Brooke Westcott - Legacy and Influence

Legacy and Influence

Westcott was no narrow specialist. He had the keenest love of poetry, music and art. He was himself no mean draughtsman, and used often to say that if he had not taken orders he would have become an architect. His literary sympathies were wide. He would never tire of praising Euripides, and studied the writings of Robert Browning. He followed with delight the development of natural science studies at Cambridge. He spared no pains to be accurate, or to widen the basis of his thought. Thus he devoted one summer vacation to the careful analysis of Auguste Comte's Politique positive.

He studied assiduously The Sacred Books of the East, and earnestly contended that no systematic view of Christianity could afford to ignore the philosophy of other religions. The outside world was wont to regard him as a mystic; and the mystical, or sacramental, view of life enters, it is true, very largely into his teaching. He had in this respect many points of similarity with the Cambridge Platonists of the 17th century, and with F.D. Maurice, for whom he had profound regard. An amusing instance of his unworldliness was his observation that, "I never went to the Derby. Once, though, I nearly did: I happened to be passing through Derby, that very day".

But in other respects he was very practical; and his strength of will, his learning and his force of character made him really masterful in influence wherever the subject under discussion was of serious moment. He was a strong supporter of Church reform, especially in the direction of obtaining larger powers for the laity.

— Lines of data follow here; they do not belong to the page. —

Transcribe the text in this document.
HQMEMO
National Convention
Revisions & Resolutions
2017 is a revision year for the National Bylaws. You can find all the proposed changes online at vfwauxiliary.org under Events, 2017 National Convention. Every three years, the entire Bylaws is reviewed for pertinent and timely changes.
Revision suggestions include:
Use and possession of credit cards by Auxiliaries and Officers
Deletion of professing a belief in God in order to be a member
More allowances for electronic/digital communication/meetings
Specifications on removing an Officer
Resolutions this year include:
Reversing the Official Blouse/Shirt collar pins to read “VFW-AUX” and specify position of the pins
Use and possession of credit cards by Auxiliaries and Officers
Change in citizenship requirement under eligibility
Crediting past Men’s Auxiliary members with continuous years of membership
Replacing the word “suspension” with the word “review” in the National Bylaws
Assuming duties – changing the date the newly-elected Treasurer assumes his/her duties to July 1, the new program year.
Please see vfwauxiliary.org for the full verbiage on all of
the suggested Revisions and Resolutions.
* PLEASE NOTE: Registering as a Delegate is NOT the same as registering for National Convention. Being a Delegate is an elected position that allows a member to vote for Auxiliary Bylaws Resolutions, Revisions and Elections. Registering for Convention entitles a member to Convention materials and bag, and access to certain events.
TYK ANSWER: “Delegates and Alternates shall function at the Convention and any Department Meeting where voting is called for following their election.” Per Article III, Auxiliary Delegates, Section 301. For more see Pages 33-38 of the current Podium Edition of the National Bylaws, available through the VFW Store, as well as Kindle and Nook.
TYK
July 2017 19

He kept himself aloof from all party strife. He describes himself when he says:

"The student of Christian doctrine, because he strives after exactness of phrase, because he is conscious of the inadequacy of any one human formula to exhaust the truth, will be filled with sympathy for every genuine endeavour towards the embodiment of right opinion. Partial views attract and exist in virtue of the fragment of truth--be it great or small--which they include; and it is the work of the theologian to seize this no less than to detect the first spring of error. It is easier and, in one sense, it is more impressive to make a peremptory and exclusive statement, and to refuse to allow any place beside it to divergent expositions; but this show of clearness and power is dearly purchased at the cost of the ennobling conviction that the whole truth is far greater than our individual minds. He who believes that every judgement on the highest matters different from his own is simply a heresy must have a mean idea of the faith; and while the qualifications, the reserve, the lingering sympathies of the real student make him in many cases a poor controversialist, it may be said that a mere controversialist cannot be a real theologian" (Lessons from Work, pp. 84-85).

His theological work was always distinguished by the place which he assigned to Divine Revelation in Holy Scripture and in the teaching of history. His own studies have largely contributed in England to their current understanding of the doctrines of the Resurrection and the Incarnation. His work in conjunction with Hort upon the Greek text of the New Testament will endure as what is thought to be one of the greatest achievements of English Biblical criticism. The principles which are explained in Hort's introduction to the text had been arrived at after years of elaborate investigation and continual correspondence and discussion between the two friends. The place which it almost at once took among scientific scholars in Britain and throughout Europe was a recognition of the great advance which it represented in the use and classification of ancient authorities. His commentaries rank with Lightfoot's as the best type of Biblical exegesis produced by the English Church in the 19th century.

The Birmingham Civic Society plans to erect a Blue Plaque to mark where he was born in Birmingham. This is scheduled for 2026 to coincide with the 125th anniversary of his death..

His son, Frederick Brooke Wescott became headmaster of Sherborne School in 1892.